The ‘Songs’ area gives you the total number of plays a song has across each album and compilation it was released on.
‘Albums’ means every album, EP, or single release.
‘Playlists’ includes every Apple Music and Apple Music Curator playlist. (Curators are professional music experts who put together lists of songs which go really well together, like a DJ).
The crazy thing is, this data doesn’t take months or even weeks to show up on your Apple Music for Artists dashboard. It’s refreshed every day, with brand-new data taking up to 48 hrs, tops, to figure into your analytics.
You also get info about your listener demographics. Where they are, how old they are, what they usually listen to, and among which sorts of people your latest tracks are most popular, all that useful data goes into your pocket. When one of your releases hits a high point in its own career as a song or album, Apple Music for Artists sends you a little alert about that, too.
And even if you release music through a variety of distributors and labels over your career, Apple Music will collect it all into a “track grouping” under a single bit of cover art to represent your track groups as a whole.
Oh, and the image used to represent you to every listener on Apple Music online? Yeah, you can change that using Apple Music for Artists, too.
“Very cool, but what do I do with all that?”
Good question. Right this way, please.
The most obvious use for all this data might be in deciding which direction to take creatively.
Every time you sit down to make a new song, it makes sense to think about the people most likely to listen to it. Artists want their music to make listeners happy, of course, and that’s easiest to do when you keep your audience in mind. There’s no point in playing classical music to metalheads or vice-versa if the idea is to sell the most albums you can, for instance.
Or as the Kinks once put it, “Give the people what they want.”
Using what you learn from Apple Music for Artists, you can give your people what they want much more easily by seeing which of your songs gets the most plays and steering your career a little more in that direction.
Is your new hip-hop experiment doing much better than expected? Maybe you should rap more often. Did that violin track you laid down make a song really pop? Might want to consider getting that violinist in the studio for more tracks.
Any time you see a release doing better than your others, you have an opportunity to ask yourself, “Why?” and to try to do something like that in the future.
Apple Music for Artists can also tell you exactly which cities, states, and even countries your songs are most popular in. That’s crucial for planning a tour. What’s the sense in traveling hours and hours to play in a city where you have too few fans to fill a room? A tour would be far more fun if you could pack a place out every time you went onstage.

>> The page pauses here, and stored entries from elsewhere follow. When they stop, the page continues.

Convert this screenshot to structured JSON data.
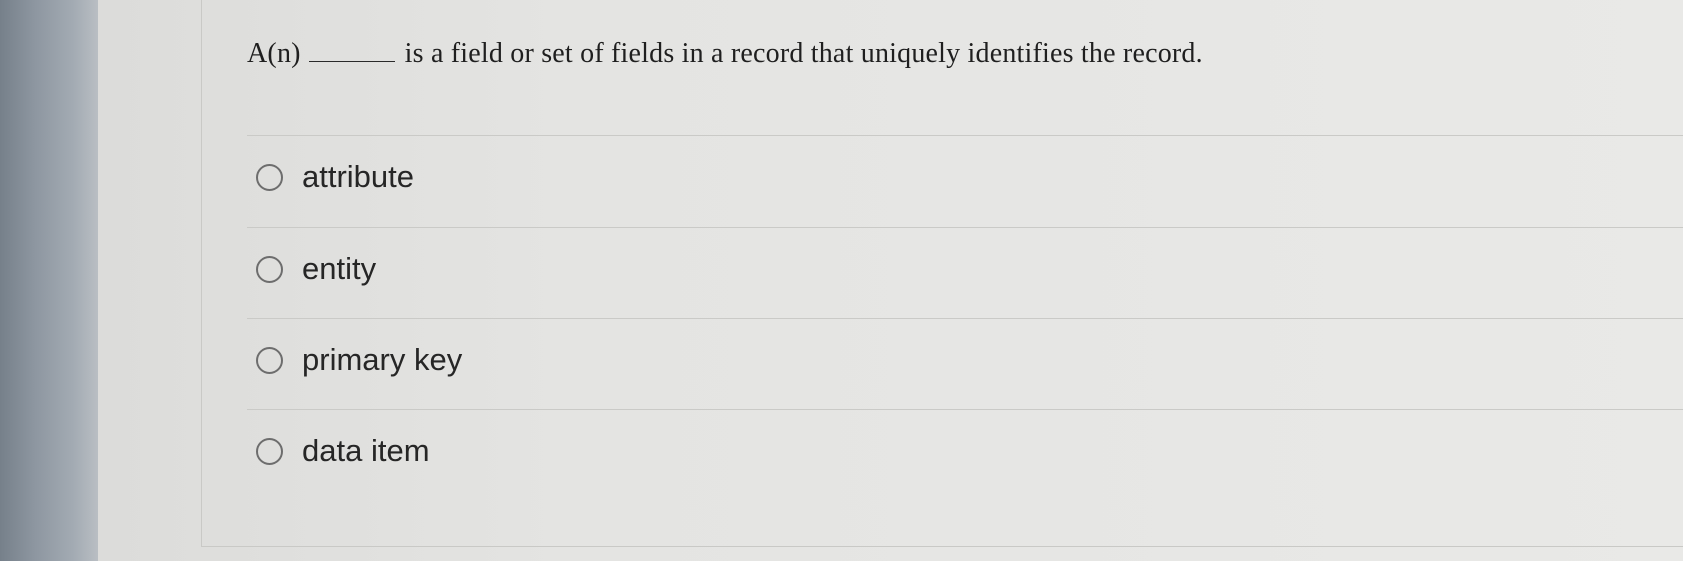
{
  "question": {
    "prefix": "A(n)",
    "suffix": "is a field or set of fields in a record that uniquely identifies the record."
  },
  "options": [
    {
      "label": "attribute",
      "selected": false
    },
    {
      "label": "entity",
      "selected": false
    },
    {
      "label": "primary key",
      "selected": false
    },
    {
      "label": "data item",
      "selected": false
    }
  ]
}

The most convincing reason to at least try Apple Music for Artists isn’t because it teaches you about your audiences, shows you which tracks are doing best, or where your music seems to be taking hold most in the world. Rather, it’s simply because Apple Music for Artists is 100% free for musicians distributing through Octiive.

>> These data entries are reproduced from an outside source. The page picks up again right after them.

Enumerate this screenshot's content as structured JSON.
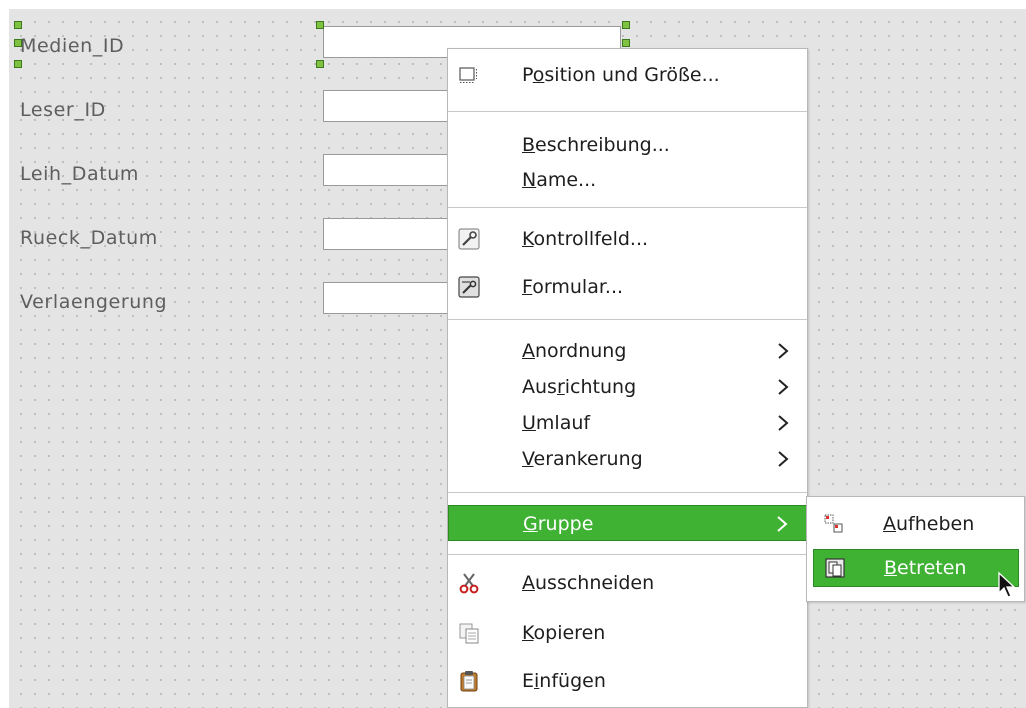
{
  "form": {
    "labels": [
      "Medien_ID",
      "Leser_ID",
      "Leih_Datum",
      "Rueck_Datum",
      "Verlaengerung"
    ]
  },
  "context_menu": {
    "items": [
      {
        "pre": "P",
        "acc": "o",
        "post": "sition und Größe...",
        "icon": "position-size-icon"
      },
      {
        "pre": "",
        "acc": "B",
        "post": "eschreibung...",
        "icon": ""
      },
      {
        "pre": "",
        "acc": "N",
        "post": "ame...",
        "icon": ""
      },
      {
        "pre": "",
        "acc": "K",
        "post": "ontrollfeld...",
        "icon": "control-properties-icon"
      },
      {
        "pre": "",
        "acc": "F",
        "post": "ormular...",
        "icon": "form-properties-icon"
      },
      {
        "pre": "",
        "acc": "A",
        "post": "nordnung",
        "icon": "",
        "submenu": true
      },
      {
        "pre": "Aus",
        "acc": "r",
        "post": "ichtung",
        "icon": "",
        "submenu": true
      },
      {
        "pre": "",
        "acc": "U",
        "post": "mlauf",
        "icon": "",
        "submenu": true
      },
      {
        "pre": "",
        "acc": "V",
        "post": "erankerung",
        "icon": "",
        "submenu": true
      },
      {
        "pre": "",
        "acc": "G",
        "post": "ruppe",
        "icon": "",
        "submenu": true,
        "highlighted": true
      },
      {
        "pre": "",
        "acc": "A",
        "post": "usschneiden",
        "icon": "cut-icon"
      },
      {
        "pre": "",
        "acc": "K",
        "post": "opieren",
        "icon": "copy-icon"
      },
      {
        "pre": "E",
        "acc": "i",
        "post": "nfügen",
        "icon": "paste-icon"
      }
    ]
  },
  "group_submenu": {
    "items": [
      {
        "pre": "",
        "acc": "A",
        "post": "ufheben",
        "icon": "ungroup-icon"
      },
      {
        "pre": "",
        "acc": "B",
        "post": "etreten",
        "icon": "enter-group-icon",
        "highlighted": true
      }
    ]
  },
  "colors": {
    "highlight": "#3fb133",
    "handle": "#7fc241",
    "canvas": "#e4e4e4"
  }
}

You could skip using it and guess your way to success, perhaps, but why? A pro in the music industry uses many different tools, many of which are free to use, and many of which give data about what’s working and what’s not working so well. To have something like Apple Music for Artists just offered on a platter for no money whatsoever is a no-brainer.
Apple wants you to do well as a musician, and they want to help you do even better all the time. Apple Music for Artists is a walk in the park, especially if you’re already using Apple and know how to use Apple Music, Apple Connect, and the rest of their products.
Either way, today’s working music artist might as well take them up on it. Every bit of help — helps.
But keep in mind that with a distributor like Octiive, you aren’t just distributing on Apple Music, but other well-known platforms. And each has its own requirements for upload and approval, which makes for a tedious process if trying to go at distributing to all major platforms yourself. You can stay focused on the creating awesome music, while we handle the rest, and still reap the benefits!